Projektionsmatrix (Statistik)

In der Statistik ist eine Projektionsmatrix eine symmetrische und idempotente Matrix.^[1] Weiterhin sind alle Eigenwerte einer Projektionsmatrix entweder 0 oder 1 und Rang und Spur einer Projektionsmatrix sind identisch.^[2] Die einzige nichtsinguläre Projektionsmatrix ist die Einheitsmatrix. Alle anderen Projektionsmatrizen sind singulär. Die wichtigsten Projektionsmatrizen in der Statistik stellen die Prädiktionsmatrix ${\boldsymbol {P}}$ und die residuenerzeugende Matrix bzw. Residualmatrix ${\boldsymbol {Q}}={\boldsymbol {I}}-{\boldsymbol {P}}$ dar. Sie sind ein Beispiel für eine Orthogonalprojektion im Sinne der linearen Algebra, wo jeder Vektor $y$ eines Vektorraumes mit Skalarprodukt bei gegebener Projektionsmatrix ${\boldsymbol {P}}$ in eindeutiger Weise zerlegt werden kann gemäß $y={\boldsymbol {P}}y+({\boldsymbol {I}}-{\boldsymbol {P}})y$ . Eine weitere in der Statistik wichtige Projektionsmatrix ist die zentrierende Matrix.
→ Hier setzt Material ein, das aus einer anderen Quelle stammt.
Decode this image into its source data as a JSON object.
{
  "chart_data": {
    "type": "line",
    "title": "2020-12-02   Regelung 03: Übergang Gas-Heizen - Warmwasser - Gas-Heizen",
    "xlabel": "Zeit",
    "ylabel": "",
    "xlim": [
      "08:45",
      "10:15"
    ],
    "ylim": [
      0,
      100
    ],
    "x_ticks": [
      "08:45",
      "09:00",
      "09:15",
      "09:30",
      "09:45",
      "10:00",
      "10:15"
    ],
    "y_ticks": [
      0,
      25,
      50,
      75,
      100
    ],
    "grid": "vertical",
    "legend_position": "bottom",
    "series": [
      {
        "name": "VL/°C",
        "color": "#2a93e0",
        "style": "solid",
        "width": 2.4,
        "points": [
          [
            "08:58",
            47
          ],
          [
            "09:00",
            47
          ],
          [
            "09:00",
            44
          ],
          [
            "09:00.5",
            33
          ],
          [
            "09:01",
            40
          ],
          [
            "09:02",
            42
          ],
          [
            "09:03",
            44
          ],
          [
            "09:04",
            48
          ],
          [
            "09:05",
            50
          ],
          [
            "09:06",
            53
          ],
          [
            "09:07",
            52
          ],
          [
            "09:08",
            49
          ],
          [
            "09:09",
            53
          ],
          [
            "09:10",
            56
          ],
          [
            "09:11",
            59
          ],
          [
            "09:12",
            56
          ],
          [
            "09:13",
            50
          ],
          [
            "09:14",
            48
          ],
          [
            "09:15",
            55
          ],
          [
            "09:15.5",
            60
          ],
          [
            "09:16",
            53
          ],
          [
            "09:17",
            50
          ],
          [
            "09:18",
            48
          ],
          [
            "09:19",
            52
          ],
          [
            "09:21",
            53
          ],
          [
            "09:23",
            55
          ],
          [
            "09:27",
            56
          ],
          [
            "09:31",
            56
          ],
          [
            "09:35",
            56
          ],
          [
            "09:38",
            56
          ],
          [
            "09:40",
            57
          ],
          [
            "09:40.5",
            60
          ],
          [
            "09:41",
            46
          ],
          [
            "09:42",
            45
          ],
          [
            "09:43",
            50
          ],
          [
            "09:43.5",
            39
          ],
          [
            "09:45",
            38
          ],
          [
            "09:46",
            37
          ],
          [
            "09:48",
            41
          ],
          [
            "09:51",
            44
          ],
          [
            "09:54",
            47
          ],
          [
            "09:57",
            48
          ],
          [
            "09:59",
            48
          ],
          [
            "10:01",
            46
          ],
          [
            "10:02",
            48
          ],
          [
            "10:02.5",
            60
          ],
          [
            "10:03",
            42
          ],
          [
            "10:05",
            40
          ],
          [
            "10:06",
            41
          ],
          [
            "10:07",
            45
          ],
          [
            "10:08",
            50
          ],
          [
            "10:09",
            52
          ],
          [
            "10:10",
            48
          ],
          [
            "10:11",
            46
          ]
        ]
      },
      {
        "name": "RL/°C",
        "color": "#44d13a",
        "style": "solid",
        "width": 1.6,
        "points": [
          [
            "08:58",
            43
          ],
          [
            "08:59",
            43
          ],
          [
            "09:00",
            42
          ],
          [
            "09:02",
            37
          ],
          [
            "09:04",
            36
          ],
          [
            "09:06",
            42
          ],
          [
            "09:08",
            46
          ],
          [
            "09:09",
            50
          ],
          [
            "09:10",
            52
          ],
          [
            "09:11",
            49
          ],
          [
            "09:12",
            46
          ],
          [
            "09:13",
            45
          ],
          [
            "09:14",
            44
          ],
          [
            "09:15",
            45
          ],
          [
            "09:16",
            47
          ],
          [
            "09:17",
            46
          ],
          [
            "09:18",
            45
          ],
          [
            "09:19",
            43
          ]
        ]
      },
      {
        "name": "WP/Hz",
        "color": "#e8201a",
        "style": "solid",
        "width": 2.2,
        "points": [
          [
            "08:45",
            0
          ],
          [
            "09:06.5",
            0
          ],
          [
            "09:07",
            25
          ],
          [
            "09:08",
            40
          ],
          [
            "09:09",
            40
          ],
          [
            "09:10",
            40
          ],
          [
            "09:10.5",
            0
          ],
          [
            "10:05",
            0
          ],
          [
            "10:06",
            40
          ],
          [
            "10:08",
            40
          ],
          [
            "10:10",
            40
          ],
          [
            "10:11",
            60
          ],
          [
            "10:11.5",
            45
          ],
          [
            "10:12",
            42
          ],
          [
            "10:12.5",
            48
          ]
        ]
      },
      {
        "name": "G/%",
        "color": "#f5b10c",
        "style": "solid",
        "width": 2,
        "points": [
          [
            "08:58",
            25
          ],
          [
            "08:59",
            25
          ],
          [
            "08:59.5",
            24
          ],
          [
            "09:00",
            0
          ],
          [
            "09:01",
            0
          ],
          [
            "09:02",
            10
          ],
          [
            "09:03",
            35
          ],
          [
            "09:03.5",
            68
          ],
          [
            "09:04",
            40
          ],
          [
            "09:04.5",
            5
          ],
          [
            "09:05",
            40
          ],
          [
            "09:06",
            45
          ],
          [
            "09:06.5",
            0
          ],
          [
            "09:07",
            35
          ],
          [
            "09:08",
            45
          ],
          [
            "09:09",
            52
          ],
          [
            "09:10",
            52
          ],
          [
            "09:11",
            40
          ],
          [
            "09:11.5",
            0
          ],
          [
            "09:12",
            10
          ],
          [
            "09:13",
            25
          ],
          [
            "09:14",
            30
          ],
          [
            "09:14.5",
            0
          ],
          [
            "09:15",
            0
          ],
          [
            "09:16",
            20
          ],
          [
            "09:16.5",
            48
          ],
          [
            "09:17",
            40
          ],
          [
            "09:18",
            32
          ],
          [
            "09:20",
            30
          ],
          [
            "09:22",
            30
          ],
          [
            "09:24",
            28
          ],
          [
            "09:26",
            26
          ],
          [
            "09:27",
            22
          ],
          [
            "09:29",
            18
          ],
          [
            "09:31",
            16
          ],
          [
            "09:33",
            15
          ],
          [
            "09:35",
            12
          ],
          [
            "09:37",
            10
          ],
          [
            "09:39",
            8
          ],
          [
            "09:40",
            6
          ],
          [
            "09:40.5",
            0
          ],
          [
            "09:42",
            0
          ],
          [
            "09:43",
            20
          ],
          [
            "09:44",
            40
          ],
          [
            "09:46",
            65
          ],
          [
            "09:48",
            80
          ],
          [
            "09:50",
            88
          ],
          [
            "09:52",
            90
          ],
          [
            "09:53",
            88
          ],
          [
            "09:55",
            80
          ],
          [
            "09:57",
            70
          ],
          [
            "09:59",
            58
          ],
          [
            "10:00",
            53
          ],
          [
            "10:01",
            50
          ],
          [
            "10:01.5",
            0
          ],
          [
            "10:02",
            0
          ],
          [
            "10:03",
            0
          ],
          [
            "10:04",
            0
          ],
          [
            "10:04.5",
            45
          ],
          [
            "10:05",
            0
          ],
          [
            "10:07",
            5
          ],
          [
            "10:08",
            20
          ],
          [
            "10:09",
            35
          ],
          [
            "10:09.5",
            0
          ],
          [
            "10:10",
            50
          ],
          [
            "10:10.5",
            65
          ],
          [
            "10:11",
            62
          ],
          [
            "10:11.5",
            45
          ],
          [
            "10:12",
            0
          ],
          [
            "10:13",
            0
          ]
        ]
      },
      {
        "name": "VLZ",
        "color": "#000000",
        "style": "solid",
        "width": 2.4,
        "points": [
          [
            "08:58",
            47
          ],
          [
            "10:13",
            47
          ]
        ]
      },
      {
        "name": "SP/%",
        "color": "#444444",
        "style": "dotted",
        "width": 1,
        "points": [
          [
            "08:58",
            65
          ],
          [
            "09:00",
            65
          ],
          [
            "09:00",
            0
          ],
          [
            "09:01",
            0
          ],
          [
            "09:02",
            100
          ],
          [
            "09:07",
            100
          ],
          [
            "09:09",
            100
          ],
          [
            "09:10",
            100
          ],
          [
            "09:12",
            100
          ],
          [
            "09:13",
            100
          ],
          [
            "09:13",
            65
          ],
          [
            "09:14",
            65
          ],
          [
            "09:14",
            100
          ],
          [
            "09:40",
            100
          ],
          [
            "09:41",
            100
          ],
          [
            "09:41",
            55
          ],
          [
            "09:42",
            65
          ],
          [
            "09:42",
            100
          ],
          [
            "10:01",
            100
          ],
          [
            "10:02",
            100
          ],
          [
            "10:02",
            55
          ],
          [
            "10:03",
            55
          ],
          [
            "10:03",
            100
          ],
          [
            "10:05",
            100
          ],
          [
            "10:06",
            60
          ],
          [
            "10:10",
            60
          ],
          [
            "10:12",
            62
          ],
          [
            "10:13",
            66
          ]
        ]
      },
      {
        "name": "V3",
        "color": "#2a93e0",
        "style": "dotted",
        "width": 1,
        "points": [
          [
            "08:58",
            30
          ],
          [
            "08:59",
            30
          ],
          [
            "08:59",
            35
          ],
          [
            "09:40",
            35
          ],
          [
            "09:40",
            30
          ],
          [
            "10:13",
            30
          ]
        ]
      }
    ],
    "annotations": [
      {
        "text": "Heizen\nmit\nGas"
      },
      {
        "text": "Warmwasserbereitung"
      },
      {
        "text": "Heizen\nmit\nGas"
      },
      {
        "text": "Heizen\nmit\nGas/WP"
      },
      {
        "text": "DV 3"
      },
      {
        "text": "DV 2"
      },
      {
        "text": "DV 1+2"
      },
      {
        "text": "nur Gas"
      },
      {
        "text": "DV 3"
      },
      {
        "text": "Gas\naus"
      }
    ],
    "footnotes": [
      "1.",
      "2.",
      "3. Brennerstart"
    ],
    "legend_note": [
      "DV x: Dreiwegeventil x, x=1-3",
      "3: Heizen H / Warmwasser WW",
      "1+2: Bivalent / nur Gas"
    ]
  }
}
Als Ausgangslage betrachten wir ein typisches multiples lineares Regressionsmodell mit gegebenen Daten $\{y_{i},x_{ik}\}_{i=1,\dots ,n,k=1,\dots ,K}$ für $n$ statistische Einheiten und $K$ Regressoren. Der Zusammenhang zwischen der abhängigen Variablen und den unabhängigen Variablen kann wie folgt dargestellt werden

y_{i}=\beta _{0}+x_{i1}\beta _{1}+x_{i2}\beta _{2}+\ldots +x_{iK}\beta _{K}+\varepsilon _{i}=\mathbf {x} _{i}^{\top }{\boldsymbol {\beta }}+\varepsilon _{i},\quad i=1,2,\dotsc ,n

.

In Matrixnotation auch

{\begin{pmatrix}y_{1}\\y_{2}\\\vdots \\y_{n}\end{pmatrix}}_{(n\times 1)}\quad =\quad {\begin{pmatrix}1&x_{11}&x_{12}&\cdots &x_{1K}\\1&x_{21}&x_{22}&\cdots &x_{2K}\\\vdots &\vdots &\vdots &\ddots &\vdots \\1&x_{n1}&x_{n2}&\cdots &x_{nK}\end{pmatrix}}_{(n\times p)}\quad \cdot \quad {\begin{pmatrix}\beta _{0}\\\beta _{1}\\\vdots \\\beta _{K}\end{pmatrix}}_{(p\times 1)}\quad +\quad {\begin{pmatrix}\varepsilon _{1}\\\varepsilon _{2}\\\vdots \\\varepsilon _{n}\end{pmatrix}}_{(n\times 1)}

mit $p=K+1$ . In kompakter Schreibweise

\mathbf {y} =\mathbf {X} {\boldsymbol {\beta }}+{\boldsymbol {\varepsilon }}

.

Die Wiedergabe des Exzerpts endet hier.